As charities exist for public benefit, if accountability for ESG “fall[s] below society’s expectations” supporters will “readily move on”, the finance firm has warned.
Nick Sladden, head of charities at RSM, said: “It’s not much use if you’re a charity that does a lot of good if, for example, that same charity is a significant polluter.”
Sladden was joined by Carys Tetlaw, senior consultant at RSM to speak at Civil Society Media’s ESG Imperative event yesterday.
They discussed the findings from RSM's new report, What Does ESG Mean for the Charity Sector?, which analysed 114 charities' annual accounts.
None of the charities surveyed had a strategy specifically labelled under ESG, whilst most corporate organisations do.
However, just under a quarter (23%) of charities did include a section referencing activity that aligned to ESG reporting.
Only 17% of charities' annual accounts included streamlined energy and carbon reporting. Some 14% of charities surveyed had a specific webpage dedicated to ESG.
Charities did score relatively well on the governance aspect of ESG, with a third having adopted a governance code.
Charities are expected to act on ESG
The report finds charities have a “head start” when it comes to ESG, as the purpose of a charity is to provide public benefit and cause no harm to the environment – so it already aligns with most charitable objectives.
Sladden said: “This is becoming a wider responsibility for us all. We cannot ignore the obligation to act on climate change.”
He then went on to discuss how charities can create an ESG strategy.

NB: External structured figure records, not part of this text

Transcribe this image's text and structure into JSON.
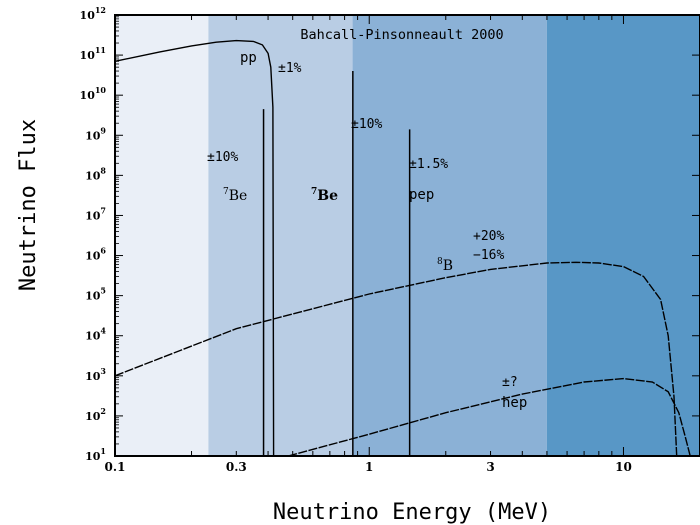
{
  "chart_data": {
    "type": "line",
    "title": "Bahcall-Pinsonneault 2000",
    "xlabel": "Neutrino Energy (MeV)",
    "ylabel": "Neutrino Flux",
    "x_scale": "log",
    "y_scale": "log",
    "xlim": [
      0.1,
      20
    ],
    "ylim": [
      10,
      1000000000000
    ],
    "grid": false,
    "legend": "none",
    "x_ticks": [
      {
        "value": 0.1,
        "label": "0.1"
      },
      {
        "value": 0.3,
        "label": "0.3"
      },
      {
        "value": 1,
        "label": "1"
      },
      {
        "value": 3,
        "label": "3"
      },
      {
        "value": 10,
        "label": "10"
      }
    ],
    "y_ticks": [
      {
        "value": 10,
        "base": "10",
        "exp": "1"
      },
      {
        "value": 100,
        "base": "10",
        "exp": "2"
      },
      {
        "value": 1000,
        "base": "10",
        "exp": "3"
      },
      {
        "value": 10000,
        "base": "10",
        "exp": "4"
      },
      {
        "value": 100000,
        "base": "10",
        "exp": "5"
      },
      {
        "value": 1000000,
        "base": "10",
        "exp": "6"
      },
      {
        "value": 10000000,
        "base": "10",
        "exp": "7"
      },
      {
        "value": 100000000,
        "base": "10",
        "exp": "8"
      },
      {
        "value": 1000000000,
        "base": "10",
        "exp": "9"
      },
      {
        "value": 10000000000,
        "base": "10",
        "exp": "10"
      },
      {
        "value": 100000000000,
        "base": "10",
        "exp": "11"
      },
      {
        "value": 1000000000000,
        "base": "10",
        "exp": "12"
      }
    ],
    "bands": [
      {
        "x0": 0.1,
        "x1": 0.233,
        "color": "#eaeff7"
      },
      {
        "x0": 0.233,
        "x1": 0.86,
        "color": "#b9cde4"
      },
      {
        "x0": 0.86,
        "x1": 5.0,
        "color": "#8bb1d6"
      },
      {
        "x0": 5.0,
        "x1": 20,
        "color": "#5897c6"
      }
    ],
    "series": [
      {
        "id": "pp",
        "style": "solid",
        "x": [
          0.1,
          0.15,
          0.2,
          0.25,
          0.3,
          0.35,
          0.38,
          0.4,
          0.41,
          0.418,
          0.4205
        ],
        "y": [
          70000000000,
          120000000000,
          170000000000,
          210000000000,
          230000000000,
          220000000000,
          180000000000,
          110000000000,
          50000000000,
          5000000000,
          10
        ]
      },
      {
        "id": "B8",
        "style": "dashed",
        "x": [
          0.1,
          0.3,
          1,
          2,
          3,
          5,
          6.5,
          8,
          10,
          12,
          14,
          15,
          15.8,
          16.2
        ],
        "y": [
          1000,
          15000,
          110000,
          280000,
          450000,
          650000,
          680000,
          650000,
          530000,
          300000,
          80000,
          10000,
          300,
          10
        ]
      },
      {
        "id": "hep",
        "style": "dashed",
        "x": [
          0.48,
          1,
          2,
          4,
          7,
          10,
          13,
          15,
          16.5,
          17.5,
          18.3
        ],
        "y": [
          10,
          35,
          120,
          350,
          700,
          850,
          700,
          400,
          120,
          30,
          10
        ]
      }
    ],
    "lines": [
      {
        "id": "Be7-low",
        "x": 0.384,
        "y": 4500000000
      },
      {
        "id": "Be7-high",
        "x": 0.862,
        "y": 40000000000
      },
      {
        "id": "pep",
        "x": 1.442,
        "y": 1400000000
      }
    ],
    "annotations": {
      "pp_name": "pp",
      "pp_unc": "±1%",
      "be7_low_unc": "±10%",
      "be7_low_sup": "7",
      "be7_low_name": "Be",
      "be7_high_sup": "7",
      "be7_high_name": "Be",
      "be7_high_unc": "±10%",
      "pep_unc": "±1.5%",
      "pep_name": "pep",
      "b8_sup": "8",
      "b8_name": "B",
      "b8_unc_plus": "+20%",
      "b8_unc_minus": "−16%",
      "hep_unc": "±?",
      "hep_name": "hep"
    }
  }
}
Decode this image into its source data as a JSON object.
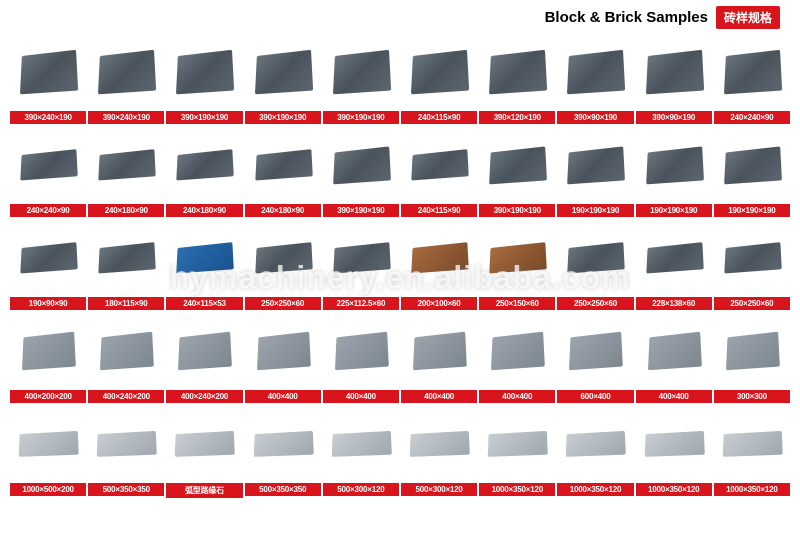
{
  "header": {
    "title": "Block & Brick Samples",
    "badge": "砖样规格",
    "badge_bg": "#d8151c"
  },
  "watermark": "hymachinery.en.alibaba.com",
  "grid": {
    "cols": 10,
    "rows": 5,
    "caption_bg": "#d8151c",
    "caption_color": "#ffffff",
    "items": [
      {
        "dim": "390×240×190",
        "style": "tall"
      },
      {
        "dim": "390×240×190",
        "style": "tall"
      },
      {
        "dim": "390×190×190",
        "style": "tall"
      },
      {
        "dim": "390×190×190",
        "style": "tall"
      },
      {
        "dim": "390×190×190",
        "style": "tall"
      },
      {
        "dim": "240×115×90",
        "style": "tall"
      },
      {
        "dim": "390×120×190",
        "style": "tall"
      },
      {
        "dim": "390×90×190",
        "style": "tall"
      },
      {
        "dim": "390×90×190",
        "style": "tall"
      },
      {
        "dim": "240×240×90",
        "style": "tall"
      },
      {
        "dim": "240×240×90",
        "style": "flat"
      },
      {
        "dim": "240×180×90",
        "style": "flat"
      },
      {
        "dim": "240×180×90",
        "style": "flat"
      },
      {
        "dim": "240×180×90",
        "style": "flat"
      },
      {
        "dim": "390×190×190",
        "style": "med"
      },
      {
        "dim": "240×115×90",
        "style": "flat"
      },
      {
        "dim": "390×190×190",
        "style": "med"
      },
      {
        "dim": "190×190×190",
        "style": "med"
      },
      {
        "dim": "190×190×190",
        "style": "med"
      },
      {
        "dim": "190×190×190",
        "style": "med"
      },
      {
        "dim": "190×90×90",
        "style": "flat"
      },
      {
        "dim": "180×115×90",
        "style": "flat"
      },
      {
        "dim": "240×115×53",
        "style": "flat blue"
      },
      {
        "dim": "250×250×60",
        "style": "flat"
      },
      {
        "dim": "225×112.5×60",
        "style": "flat"
      },
      {
        "dim": "200×100×60",
        "style": "flat brown"
      },
      {
        "dim": "250×150×60",
        "style": "flat brown"
      },
      {
        "dim": "250×250×60",
        "style": "flat"
      },
      {
        "dim": "228×138×60",
        "style": "flat"
      },
      {
        "dim": "250×250×60",
        "style": "flat"
      },
      {
        "dim": "400×200×200",
        "style": "r4"
      },
      {
        "dim": "400×240×200",
        "style": "r4"
      },
      {
        "dim": "400×240×200",
        "style": "r4"
      },
      {
        "dim": "400×400",
        "style": "r4"
      },
      {
        "dim": "400×400",
        "style": "r4"
      },
      {
        "dim": "400×400",
        "style": "r4"
      },
      {
        "dim": "400×400",
        "style": "r4"
      },
      {
        "dim": "600×400",
        "style": "r4"
      },
      {
        "dim": "400×400",
        "style": "r4"
      },
      {
        "dim": "300×300",
        "style": "r4"
      },
      {
        "dim": "1000×500×200",
        "style": "r5"
      },
      {
        "dim": "500×350×350",
        "style": "r5"
      },
      {
        "dim": "弧型路缘石",
        "style": "r5"
      },
      {
        "dim": "500×350×350",
        "style": "r5"
      },
      {
        "dim": "500×300×120",
        "style": "r5"
      },
      {
        "dim": "500×300×120",
        "style": "r5"
      },
      {
        "dim": "1000×350×120",
        "style": "r5"
      },
      {
        "dim": "1000×350×120",
        "style": "r5"
      },
      {
        "dim": "1000×350×120",
        "style": "r5"
      },
      {
        "dim": "1000×350×120",
        "style": "r5"
      }
    ]
  }
}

“In order to start from scratch with your ESG strategy you need to know where you are,” Sladden said.
His colleague, Tetlaw, added: “ESG needs to be bespoke for what your operations are.”

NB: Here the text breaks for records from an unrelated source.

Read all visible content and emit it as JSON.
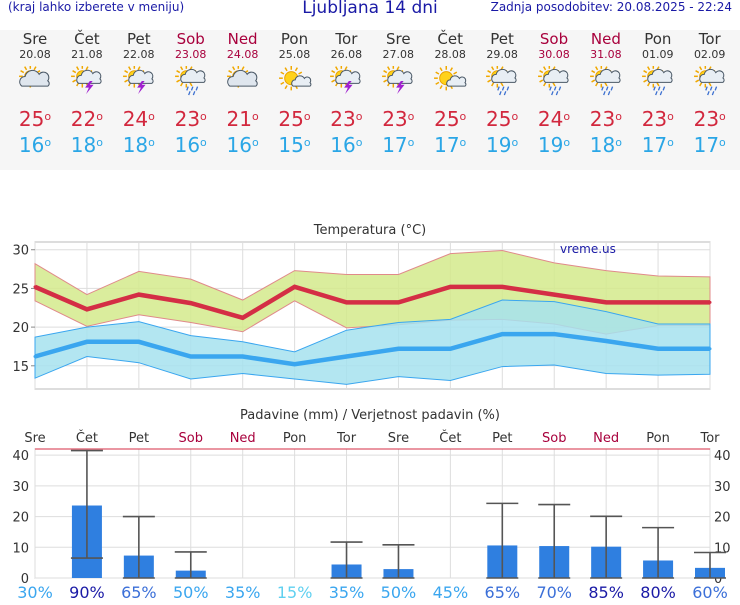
{
  "header": {
    "note": "(kraj lahko izberete v meniju)",
    "title": "Ljubljana 14 dni",
    "updated": "Zadnja posodobitev: 20.08.2025 - 22:24"
  },
  "days": [
    {
      "name": "Sre",
      "date": "20.08",
      "weekend": false,
      "icon": "cloud-sun-icon",
      "tmax": "25",
      "tmin": "16"
    },
    {
      "name": "Čet",
      "date": "21.08",
      "weekend": false,
      "icon": "sun-thunder-icon",
      "tmax": "22",
      "tmin": "18"
    },
    {
      "name": "Pet",
      "date": "22.08",
      "weekend": false,
      "icon": "sun-thunder-icon",
      "tmax": "24",
      "tmin": "18"
    },
    {
      "name": "Sob",
      "date": "23.08",
      "weekend": true,
      "icon": "sun-rain-icon",
      "tmax": "23",
      "tmin": "16"
    },
    {
      "name": "Ned",
      "date": "24.08",
      "weekend": true,
      "icon": "cloud-sun-icon",
      "tmax": "21",
      "tmin": "16"
    },
    {
      "name": "Pon",
      "date": "25.08",
      "weekend": false,
      "icon": "sun-cloud-icon",
      "tmax": "25",
      "tmin": "15"
    },
    {
      "name": "Tor",
      "date": "26.08",
      "weekend": false,
      "icon": "sun-thunder-icon",
      "tmax": "23",
      "tmin": "16"
    },
    {
      "name": "Sre",
      "date": "27.08",
      "weekend": false,
      "icon": "sun-thunder-icon",
      "tmax": "23",
      "tmin": "17"
    },
    {
      "name": "Čet",
      "date": "28.08",
      "weekend": false,
      "icon": "sun-cloud-icon",
      "tmax": "25",
      "tmin": "17"
    },
    {
      "name": "Pet",
      "date": "29.08",
      "weekend": false,
      "icon": "sun-rain-icon",
      "tmax": "25",
      "tmin": "19"
    },
    {
      "name": "Sob",
      "date": "30.08",
      "weekend": true,
      "icon": "sun-rain-icon",
      "tmax": "24",
      "tmin": "19"
    },
    {
      "name": "Ned",
      "date": "31.08",
      "weekend": true,
      "icon": "sun-rain-icon",
      "tmax": "23",
      "tmin": "18"
    },
    {
      "name": "Pon",
      "date": "01.09",
      "weekend": false,
      "icon": "sun-rain-icon",
      "tmax": "23",
      "tmin": "17"
    },
    {
      "name": "Tor",
      "date": "02.09",
      "weekend": false,
      "icon": "sun-rain-icon",
      "tmax": "23",
      "tmin": "17"
    }
  ],
  "chart_data": [
    {
      "type": "line",
      "title": "Temperatura (°C)",
      "watermark": "vreme.us",
      "ylim": [
        12,
        31
      ],
      "yticks": [
        15,
        20,
        25,
        30
      ],
      "grid": true,
      "x": [
        0,
        1,
        2,
        3,
        4,
        5,
        6,
        7,
        8,
        9,
        10,
        11,
        12,
        13
      ],
      "series": [
        {
          "name": "max",
          "color": "#d42e45",
          "values": [
            25.2,
            22.3,
            24.2,
            23.1,
            21.2,
            25.2,
            23.2,
            23.2,
            25.2,
            25.2,
            24.2,
            23.2,
            23.2,
            23.2
          ]
        },
        {
          "name": "min",
          "color": "#3aa6ef",
          "values": [
            16.2,
            18.1,
            18.1,
            16.2,
            16.2,
            15.2,
            16.2,
            17.2,
            17.2,
            19.1,
            19.1,
            18.2,
            17.2,
            17.2
          ]
        }
      ],
      "bands": [
        {
          "name": "max-range",
          "fill": "#d4ea8c",
          "upper": [
            28.2,
            24.2,
            27.2,
            26.2,
            23.5,
            27.3,
            26.8,
            26.8,
            29.5,
            29.9,
            28.3,
            27.3,
            26.6,
            26.5
          ],
          "lower": [
            23.4,
            20.1,
            21.6,
            20.6,
            19.4,
            23.4,
            19.9,
            20.3,
            20.9,
            21.0,
            20.4,
            19.1,
            20.2,
            20.2
          ]
        },
        {
          "name": "min-range",
          "fill": "#a6e2ee",
          "upper": [
            18.7,
            20.0,
            20.7,
            18.9,
            18.1,
            16.8,
            19.6,
            20.6,
            21.0,
            23.5,
            23.3,
            22.0,
            20.4,
            20.4
          ],
          "lower": [
            13.4,
            16.2,
            15.4,
            13.3,
            14.0,
            13.3,
            12.6,
            13.6,
            13.1,
            14.9,
            15.1,
            14.0,
            13.8,
            13.9
          ]
        }
      ]
    },
    {
      "type": "bar",
      "title": "Padavine (mm) / Verjetnost padavin (%)",
      "ylim": [
        0,
        42
      ],
      "yticks": [
        0,
        10,
        20,
        30,
        40
      ],
      "categories": [
        "Sre",
        "Čet",
        "Pet",
        "Sob",
        "Ned",
        "Pon",
        "Tor",
        "Sre",
        "Čet",
        "Pet",
        "Sob",
        "Ned",
        "Pon",
        "Tor"
      ],
      "weekend": [
        false,
        false,
        false,
        true,
        true,
        false,
        false,
        false,
        false,
        false,
        true,
        true,
        false,
        false
      ],
      "values": [
        0,
        23.6,
        7.3,
        2.4,
        0,
        0,
        4.4,
        2.9,
        0,
        10.6,
        10.4,
        10.2,
        5.7,
        3.3
      ],
      "err_low": [
        0,
        6.5,
        0,
        0,
        0,
        0,
        0,
        0,
        0,
        0,
        0,
        0,
        0,
        0
      ],
      "err_high": [
        0,
        41.5,
        20.0,
        8.5,
        0,
        0,
        11.7,
        10.8,
        0,
        24.3,
        23.9,
        20.1,
        16.4,
        8.3
      ],
      "probability": [
        "30%",
        "90%",
        "65%",
        "50%",
        "35%",
        "15%",
        "35%",
        "50%",
        "45%",
        "65%",
        "70%",
        "85%",
        "80%",
        "60%"
      ],
      "probability_values": [
        30,
        90,
        65,
        50,
        35,
        15,
        35,
        50,
        45,
        65,
        70,
        85,
        80,
        60
      ],
      "bar_color": "#2f7fe0"
    }
  ]
}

She gave the example of working from home not being the automatically most environmentally-friendly option, as it depends on how many people are sharing an energy supply in that household. In some cases, it might be more efficient to work from an office.
How do you create an ESG strategy?
Sladden outlined seven steps charities could take to create an effective ESG strategy:
- Working group – charities should assemble a working group dedicated to ESG reporting which tracks the charity’s actions. This should be made up of the best-suited people and include a senior leader, they advised.
- Self-assessment – a charity should conduct a self-assessment on what they are currently doing that aligns with ESG reporting.
- Where do you want to be? – outline how your charity wants to improve on ESG reporting.
- Board endorsement – discuss these new ideas with the board.
- Partner collaboration – enhanced ESG reporting could open opportunities for more partner collaborations that have a natural fit with your cause, Sladden said.
- Report to stakeholders – ensure your stakeholders know your position on the matters.
- Continuous involvement – Sladden emphasised that ESG is a journey that will not happen overnight.
Sladden closed the session with a call to action. He said: “The charity sector should be proud of the efforts they have made to date reporting on ESG, however we shouldn’t be complacent. ESG is evolving rapidly so it’s vital to stay up to date and abreast of any new regulations.”
RSM plans to repeat the research in a year to 18 months’ time.